Childhood painting leads to life in building restoration

Robbie Allen picked up a talent for painting when he was a child.

His canvas was the garbage bins his father owned through his business in the waste disposal industry.

Allen doesn’t do that much painting anymore, but it was an activity that eventually gave him the opportunity to create a different type of art, the restoration of old and rundown buildings.

Allen was 13 when a man asked him if he would paint his truck, a ’52 Chevy pickup.

“I said sure, as long as you don’t mind if it’s garbage can tan,” Allen said.

From that point on, the Mingus Union High School graduate who grew up in Sedona kept it up, learning a few other automotive repair techniques like fixing the occasional dents.

Allen got a job at a body shop in Phoenix in 1979, but eventually brought the work back to the Verde Valley.

Allen did the work for folks out of his backyard for awhile, but that didn’t last very long.

“The neighbors didn’t like it very much,” Allen said.

Looking for a better solution, Allen said fortune smiled on him when a local man named Walt Breidenbach took him under his wing, so to speak.

Breidenbach gave Allen a space in Old Town Cottonwood for $100 a month to carry out his work on cars and trucks. To drum up business, Allen said he would travel around town, leaving 3-by-5 index cards with his location under the windshield wipers of vehicles.

Eventually the business grew, moved to new locations and today Allen is the owner of a body shop in Cottonwood, a business that employs 20 people.

Allen also got married along the way to his wife, Gaye.

Robbie Allen shows the old piano he bought for $40 during a tour of the old Zane Grey Steakhouse which he is having renovated on Dec. 7. Allen said he has improved several Verde Valley properties and talked about his belief in quality workmanship and investment in top-notch materials.The couple’s first date was at the movie theater that was then in downtown Camp Verde, where they watched “Same Time, Next Year,” a 1978 Alan Alda comedy Allen said didn’t leave much to talk about.

Still, the date must have been a success as the two tied the knot a little while later in 1980.

The couple bought a home in 1981, and Allen said that was his first foray into property investment.

These days, he’s made property investment a second career, one he’s clearly passionate about.

In fact, Allen owns a plaza in downtown Camp Verde, the location of the old sutler’s store that used to provide supplies for the soldiers at Fort Verde and residents in the surrounding area.

It’s also coincidentally right where the old movie theater used to be where Allen and his wife went on that date.

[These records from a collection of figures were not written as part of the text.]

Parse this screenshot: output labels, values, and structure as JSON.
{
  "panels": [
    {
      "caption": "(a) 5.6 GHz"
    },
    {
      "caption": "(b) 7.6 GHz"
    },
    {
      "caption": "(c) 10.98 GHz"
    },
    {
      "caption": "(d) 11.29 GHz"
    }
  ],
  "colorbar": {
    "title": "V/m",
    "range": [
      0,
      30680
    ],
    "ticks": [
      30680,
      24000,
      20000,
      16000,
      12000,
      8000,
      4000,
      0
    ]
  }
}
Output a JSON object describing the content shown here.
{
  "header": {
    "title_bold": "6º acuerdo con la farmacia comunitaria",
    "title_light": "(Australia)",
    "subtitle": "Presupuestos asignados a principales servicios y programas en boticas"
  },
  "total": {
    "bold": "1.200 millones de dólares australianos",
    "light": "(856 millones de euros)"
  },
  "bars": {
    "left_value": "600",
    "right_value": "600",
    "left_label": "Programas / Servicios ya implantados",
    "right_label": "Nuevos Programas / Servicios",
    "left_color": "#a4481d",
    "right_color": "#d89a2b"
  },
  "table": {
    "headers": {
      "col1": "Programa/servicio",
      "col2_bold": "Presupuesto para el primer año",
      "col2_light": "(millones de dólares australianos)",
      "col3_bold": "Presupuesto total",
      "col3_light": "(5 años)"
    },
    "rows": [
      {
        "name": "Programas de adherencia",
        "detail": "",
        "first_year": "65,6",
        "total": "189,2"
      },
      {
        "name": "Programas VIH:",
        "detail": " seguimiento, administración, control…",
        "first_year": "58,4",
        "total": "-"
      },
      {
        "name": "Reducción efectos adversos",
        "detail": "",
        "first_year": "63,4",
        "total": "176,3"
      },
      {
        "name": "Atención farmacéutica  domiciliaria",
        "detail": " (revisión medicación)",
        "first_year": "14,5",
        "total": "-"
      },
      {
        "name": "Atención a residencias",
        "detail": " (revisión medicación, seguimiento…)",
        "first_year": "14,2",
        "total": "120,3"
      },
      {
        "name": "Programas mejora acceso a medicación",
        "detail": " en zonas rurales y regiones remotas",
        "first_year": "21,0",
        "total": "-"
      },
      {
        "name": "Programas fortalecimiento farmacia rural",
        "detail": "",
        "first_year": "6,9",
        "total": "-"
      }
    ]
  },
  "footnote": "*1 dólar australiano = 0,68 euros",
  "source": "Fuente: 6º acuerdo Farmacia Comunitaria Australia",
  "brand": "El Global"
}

Allen said the building was in pretty sorry shape when he bought it in the middle of the last decade, but he’s diligently worked over the years to make the plaza one of the nicest shopping plazas in Camp Verde.

A few of the spaces inside are vacant, a sign of the troubled economy, but Allen remains undeterred.

Even now, he has a team working to transform the old Zane Grey Steakhouse next to the plaza into a first-class restaurant that retains some of the historic charm of the old building.

There’s no time limit on when the restaurant will be complete, Allen said, and he’s had to deal with seemingly endless red tape to get the project moving forward.

Allen doesn’t want to run the restaurant himself, but he has a very specific idea of how he wants the restaurant to be with an “if you build it, they will come” attitude.

Despite the economy, Allen said he’s spared no expense.

“There are some high-end restaurateurs interested,” Allen said. “I keep my standards high in how I do [the work] with the intent that it will retain its integrity. I’m not going to sell it short.”

Allen said he tries to apply the same ethic to every project he does, including a residential apartment project he recently completed in Cottonwood.

“We are what we do,” Allen said. “People look at our footprints, and that’s how they know where we’ve been.”